Western Dressage is also a horse and rider combination performing a pattern, however, the emphasis is more on the horses’ movements and way of going. The pattern consists of the three different gaits and the horse and rider are scored for each movement performed. 


Gymkhana competitions include horses and riders competing in timed events that include barrel racing, pole bending, stakes racing, and other timed events. Because, Gymkhana tests speed and agility as horses perform the set pattern for each competition, with the fastest times winning each event. 

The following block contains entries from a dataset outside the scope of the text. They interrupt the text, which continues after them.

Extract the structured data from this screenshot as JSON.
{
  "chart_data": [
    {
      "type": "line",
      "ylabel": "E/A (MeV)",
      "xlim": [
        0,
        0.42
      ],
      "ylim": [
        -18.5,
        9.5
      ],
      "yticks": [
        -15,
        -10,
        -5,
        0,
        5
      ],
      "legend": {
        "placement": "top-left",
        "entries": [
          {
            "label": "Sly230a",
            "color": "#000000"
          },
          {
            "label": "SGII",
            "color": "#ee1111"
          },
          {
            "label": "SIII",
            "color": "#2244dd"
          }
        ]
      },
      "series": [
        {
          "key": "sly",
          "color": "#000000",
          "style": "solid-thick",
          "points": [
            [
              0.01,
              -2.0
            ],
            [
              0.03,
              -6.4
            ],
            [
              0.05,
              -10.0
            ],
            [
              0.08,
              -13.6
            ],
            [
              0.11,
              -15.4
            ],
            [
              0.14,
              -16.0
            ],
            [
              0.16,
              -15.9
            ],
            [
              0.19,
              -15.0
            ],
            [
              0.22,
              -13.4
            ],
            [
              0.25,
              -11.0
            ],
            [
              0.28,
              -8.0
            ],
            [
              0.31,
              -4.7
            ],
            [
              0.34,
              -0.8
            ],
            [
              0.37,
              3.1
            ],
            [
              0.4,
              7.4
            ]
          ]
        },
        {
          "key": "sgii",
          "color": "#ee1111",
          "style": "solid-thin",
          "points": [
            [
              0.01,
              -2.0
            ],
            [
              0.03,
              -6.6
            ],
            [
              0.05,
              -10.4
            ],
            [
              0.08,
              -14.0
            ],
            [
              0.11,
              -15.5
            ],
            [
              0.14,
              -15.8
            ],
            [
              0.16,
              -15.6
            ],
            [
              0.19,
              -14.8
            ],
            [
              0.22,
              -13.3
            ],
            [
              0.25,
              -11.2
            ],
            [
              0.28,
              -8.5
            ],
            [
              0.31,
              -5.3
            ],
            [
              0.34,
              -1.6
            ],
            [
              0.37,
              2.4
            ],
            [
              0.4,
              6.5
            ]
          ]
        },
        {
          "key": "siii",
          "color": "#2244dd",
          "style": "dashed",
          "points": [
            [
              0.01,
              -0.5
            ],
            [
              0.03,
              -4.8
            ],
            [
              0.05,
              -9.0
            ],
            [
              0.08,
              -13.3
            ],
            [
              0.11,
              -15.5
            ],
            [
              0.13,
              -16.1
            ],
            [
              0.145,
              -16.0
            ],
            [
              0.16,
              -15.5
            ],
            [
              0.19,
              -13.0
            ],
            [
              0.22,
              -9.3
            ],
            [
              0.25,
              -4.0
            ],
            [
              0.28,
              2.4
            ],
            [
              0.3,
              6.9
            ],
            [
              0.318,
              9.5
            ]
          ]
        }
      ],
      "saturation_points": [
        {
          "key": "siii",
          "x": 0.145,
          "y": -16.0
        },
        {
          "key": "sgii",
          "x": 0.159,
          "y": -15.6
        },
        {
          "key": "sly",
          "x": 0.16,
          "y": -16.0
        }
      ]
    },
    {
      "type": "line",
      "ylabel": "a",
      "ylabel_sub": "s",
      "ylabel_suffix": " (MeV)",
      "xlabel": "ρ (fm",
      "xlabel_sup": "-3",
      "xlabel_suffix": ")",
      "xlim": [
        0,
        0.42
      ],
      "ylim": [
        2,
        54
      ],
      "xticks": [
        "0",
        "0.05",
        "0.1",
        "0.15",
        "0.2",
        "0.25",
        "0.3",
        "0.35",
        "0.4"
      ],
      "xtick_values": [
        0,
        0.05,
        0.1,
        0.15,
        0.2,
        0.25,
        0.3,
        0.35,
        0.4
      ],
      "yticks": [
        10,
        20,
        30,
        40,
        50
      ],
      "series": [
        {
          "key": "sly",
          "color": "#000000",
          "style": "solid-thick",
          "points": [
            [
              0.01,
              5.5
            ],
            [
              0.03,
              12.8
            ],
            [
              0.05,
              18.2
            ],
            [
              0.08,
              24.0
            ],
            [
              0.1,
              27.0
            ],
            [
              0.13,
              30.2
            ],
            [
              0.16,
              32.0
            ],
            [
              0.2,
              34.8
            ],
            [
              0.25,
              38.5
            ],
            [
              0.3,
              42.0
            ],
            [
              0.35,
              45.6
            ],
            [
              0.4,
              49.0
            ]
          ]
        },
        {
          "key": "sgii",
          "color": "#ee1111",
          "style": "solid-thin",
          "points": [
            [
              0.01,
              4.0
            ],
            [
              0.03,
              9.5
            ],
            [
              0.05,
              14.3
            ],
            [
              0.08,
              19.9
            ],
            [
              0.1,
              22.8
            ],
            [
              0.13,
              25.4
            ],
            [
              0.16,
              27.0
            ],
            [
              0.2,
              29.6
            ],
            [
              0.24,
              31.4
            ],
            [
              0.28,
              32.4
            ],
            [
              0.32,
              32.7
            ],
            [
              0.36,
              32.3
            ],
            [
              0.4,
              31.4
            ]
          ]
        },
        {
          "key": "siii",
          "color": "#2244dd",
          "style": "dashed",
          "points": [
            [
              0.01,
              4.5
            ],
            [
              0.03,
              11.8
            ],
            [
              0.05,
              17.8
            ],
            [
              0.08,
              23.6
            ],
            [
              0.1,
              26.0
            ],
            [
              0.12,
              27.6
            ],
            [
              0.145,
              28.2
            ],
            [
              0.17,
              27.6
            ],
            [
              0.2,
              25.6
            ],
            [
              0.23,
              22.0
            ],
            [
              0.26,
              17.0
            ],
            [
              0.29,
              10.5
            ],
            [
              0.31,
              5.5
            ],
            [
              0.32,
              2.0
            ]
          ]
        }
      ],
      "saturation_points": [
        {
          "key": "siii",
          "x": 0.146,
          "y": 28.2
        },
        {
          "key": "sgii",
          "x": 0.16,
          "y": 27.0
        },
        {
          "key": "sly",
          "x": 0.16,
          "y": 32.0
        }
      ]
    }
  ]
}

In a trail competition, horse and rider negotiate a series of obstacles that they may find on a trail ride. They may be asked to do things like open, walkthrough, and close a gate, retrieve an item out of a mailbox, walk over a bridge, and back through a path of poles on the ground without touching them. 

English Events

Hunter Jumpers

Hunter jumper competitions compete both over fences and on the flat. The over fence classes should demonstrate the horse’s capability to be a good field hunter. The horse should jump quietly and obediently and in good form. In a flat class, a group of horses is judged at the walk, trot and canter for manners and way of movement. In a flat


Equitation classes are similar to hunter-jumper classes except that instead of judging the horse, the rider’s form and effectiveness is judged. Riders compete over jumps and on the flat, and may be asked to do a pattern. 

Show Jumpers

The objective of show jumping competitions is for the horse to jump quickly around a series of jumps without earning faults. Faults are accumulated by knocking down rails, by having a refusal, or by exceeding the time allowed. If more than one horse jumps the first round clear, a jumpoff is held. The jump-off determines the winner.  Riders win by getting the least amount of faults in the fastest time. 


Dressage competitions require horses and riders to perform a test. During the test, scores are given for each movement measuring the horse’s obedience and suppleness. Dressage is often compared to ballet, as it requires very precise movements. The highest levels take many years of training to achieve. 


Eventing is similar to a triathlon, as it combines three components: dressage, cross country, and show jumping. A horse trial or three-day event, as competitions are called, often takes place over two or three days. Horses and riders do a dressage test first. Then they do the cross country phase, where they gallop and jump over natural obstacles following a course through fields and the woods, and they end with a show jumping competition. The horse and rider who have accumulated the lowest number of faults win the entire competition. 

Is English or Western Easier?

For a beginner or novice rider, western riding tends to be a bit easier to learn. The larger saddle with its deeper seat offers a bit more security, and western gaits are slower and smoother than English gaits. English riding tends to require more balance as riders learn to steer and use their hands, seat, and legs independently of one another. 

At the higher levels, both disciplines are challenging and require years of learning and training. Certainly as an advanced western rider, learning to rope cattle or tactfully ride a gymkhana pattern at high speed takes precision and practice. The same holds true for the advanced levels of English riding no matter which type a rider pursues. 

While western riding developed in America, and English riding originally developed in Europe, both can be found all over the world, with the majority of western competitions still taking place in the United States. 

No matter which discipline a rider chooses, riders of both English and western will enjoy learning their craft, and then honing their skills into a specific genre of that discipline. Some riders may even find more than one discipline that appeals to them, or they may change disciplines during their riding career. Whatever discipline you choose, you are certain to find a rewarding connection with horses and have fun at the same time!